Les praticiens - dont je suis - savent aussi que c'est le processus, la dynamique, qui font naître le contact, la confiance et la relation interpersonnelle, ce sont ces processus qui sont importants, bien plus que le contenu verbal de prétendues interprétations, ou que le résultat de prétendues acquisitions de telle ou telle fonction cognitive.

Les praticiens savent, comme en témoigne ce récit, que ce n'est nullement le cognitif qui est en question, mais beaucoup plus l'affectif, ils savent qu'il n'est pas tant question d'apprendre telle ou telle loi du comportement à un enfant qui ne "peut pas", qui n'a soi-disant pas la capacité de connaître, que de percer le barrage de quelqu'un qui s'est fermé au monde environnant.

Ce récit témoigne d'une évolution qui se fait sur plusieurs dizaines d'années, et au prix d'un énorme budget, et de gens qui consacrent énormément de leur temps et de leur disponibilité à un processus qui est lent mais aussi souvent éprouvant et épuisant.
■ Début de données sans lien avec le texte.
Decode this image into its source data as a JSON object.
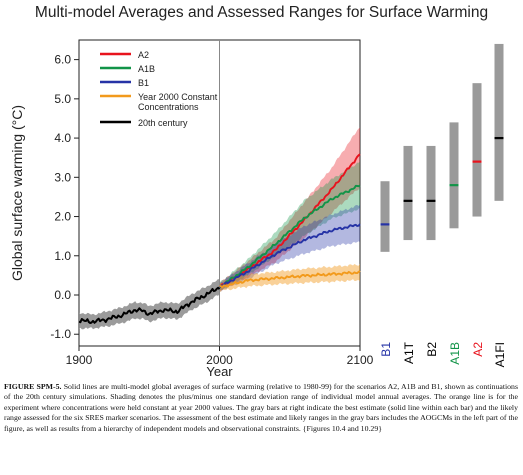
{
  "title": "Multi-model Averages and Assessed Ranges for Surface Warming",
  "caption": {
    "label": "FIGURE SPM-5.",
    "text": " Solid lines are multi-model global averages of surface warming (relative to 1980-99) for the scenarios A2, A1B and B1, shown as continuations of the 20th century simulations. Shading denotes the plus/minus one standard deviation range of individual model annual averages. The orange line is for the experiment where concentrations were held constant at year 2000 values. The gray bars at right indicate the best estimate (solid line within each bar) and the likely range assessed for the six SRES marker scenarios. The assessment of the best estimate and likely ranges in the gray bars includes the AOGCMs in the left part of the figure, as well as results from a hierarchy of independent models and observational constraints. {Figures 10.4 and 10.29}"
  },
  "chart_data": {
    "type": "line",
    "xlabel": "Year",
    "ylabel": "Global surface warming (°C)",
    "xlim": [
      1900,
      2100
    ],
    "ylim": [
      -1.3,
      6.5
    ],
    "x_ticks": [
      "1900",
      "2000",
      "2100"
    ],
    "y_ticks": [
      "-1.0",
      "0.0",
      "1.0",
      "2.0",
      "3.0",
      "4.0",
      "5.0",
      "6.0"
    ],
    "legend_position": "top-left",
    "legend": [
      {
        "label": "A2",
        "color": "#e8131d"
      },
      {
        "label": "A1B",
        "color": "#129448"
      },
      {
        "label": "B1",
        "color": "#2633a6"
      },
      {
        "label": "Year 2000 Constant Concentrations",
        "color": "#f29a1c"
      },
      {
        "label": "20th century",
        "color": "#000000"
      }
    ],
    "series": [
      {
        "name": "20th century",
        "color": "#000000",
        "x": [
          1900,
          1910,
          1920,
          1930,
          1940,
          1945,
          1950,
          1960,
          1970,
          1980,
          1990,
          2000
        ],
        "y": [
          -0.65,
          -0.68,
          -0.62,
          -0.52,
          -0.38,
          -0.4,
          -0.48,
          -0.38,
          -0.42,
          -0.18,
          0.0,
          0.2
        ],
        "lower": [
          -0.85,
          -0.85,
          -0.8,
          -0.72,
          -0.6,
          -0.6,
          -0.68,
          -0.58,
          -0.62,
          -0.38,
          -0.2,
          0.02
        ],
        "upper": [
          -0.45,
          -0.5,
          -0.42,
          -0.32,
          -0.18,
          -0.2,
          -0.28,
          -0.18,
          -0.22,
          0.02,
          0.2,
          0.4
        ]
      },
      {
        "name": "A2",
        "color": "#e8131d",
        "x": [
          2000,
          2020,
          2040,
          2060,
          2080,
          2100
        ],
        "y": [
          0.2,
          0.65,
          1.15,
          1.9,
          2.7,
          3.6
        ],
        "lower": [
          0.1,
          0.45,
          0.85,
          1.45,
          2.1,
          2.75
        ],
        "upper": [
          0.3,
          0.85,
          1.45,
          2.35,
          3.25,
          4.3
        ]
      },
      {
        "name": "A1B",
        "color": "#129448",
        "x": [
          2000,
          2020,
          2040,
          2060,
          2080,
          2100
        ],
        "y": [
          0.2,
          0.7,
          1.3,
          1.95,
          2.45,
          2.8
        ],
        "lower": [
          0.1,
          0.5,
          1.0,
          1.5,
          1.95,
          2.2
        ],
        "upper": [
          0.3,
          0.9,
          1.6,
          2.4,
          2.95,
          3.4
        ]
      },
      {
        "name": "B1",
        "color": "#2633a6",
        "x": [
          2000,
          2020,
          2040,
          2060,
          2080,
          2100
        ],
        "y": [
          0.2,
          0.6,
          1.05,
          1.4,
          1.65,
          1.8
        ],
        "lower": [
          0.1,
          0.4,
          0.8,
          1.05,
          1.25,
          1.35
        ],
        "upper": [
          0.3,
          0.8,
          1.3,
          1.75,
          2.05,
          2.3
        ]
      },
      {
        "name": "Year 2000 Constant Concentrations",
        "color": "#f29a1c",
        "x": [
          2000,
          2020,
          2040,
          2060,
          2080,
          2100
        ],
        "y": [
          0.2,
          0.37,
          0.43,
          0.49,
          0.53,
          0.58
        ],
        "lower": [
          0.1,
          0.22,
          0.27,
          0.31,
          0.34,
          0.38
        ],
        "upper": [
          0.3,
          0.52,
          0.59,
          0.67,
          0.72,
          0.78
        ]
      }
    ],
    "bars": [
      {
        "label": "B1",
        "low": 1.1,
        "high": 2.9,
        "best": 1.8,
        "color": "#2633a6"
      },
      {
        "label": "A1T",
        "low": 1.4,
        "high": 3.8,
        "best": 2.4,
        "color": "#000000"
      },
      {
        "label": "B2",
        "low": 1.4,
        "high": 3.8,
        "best": 2.4,
        "color": "#000000"
      },
      {
        "label": "A1B",
        "low": 1.7,
        "high": 4.4,
        "best": 2.8,
        "color": "#129448"
      },
      {
        "label": "A2",
        "low": 2.0,
        "high": 5.4,
        "best": 3.4,
        "color": "#e8131d"
      },
      {
        "label": "A1FI",
        "low": 2.4,
        "high": 6.4,
        "best": 4.0,
        "color": "#000000"
      }
    ]
  }
}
Ce récit témoigne d'un autisme dont personne ne peut peut-être savoir s'il a été psychogène ou entraîné par x ou y phénomène, mais il témoigne d'un autisme dont l'évolution a été le fruit d'efforts principalement psychologiques, psychothérapeutiques, enracinés dans l'approche psychanalytique, efforts axés essentiellement non sur l'apprentissage et le conditionnement, mais sur le moyen de percer la coquille, en accord avec celui qui s'est trouvé entouré de cette coquille.

Ivan, l'enfant au centre de ce récit, a la chance d'avoir eu un environnement qui n'a pas baissé les bras, qui a su avoir le souffle nécessaire.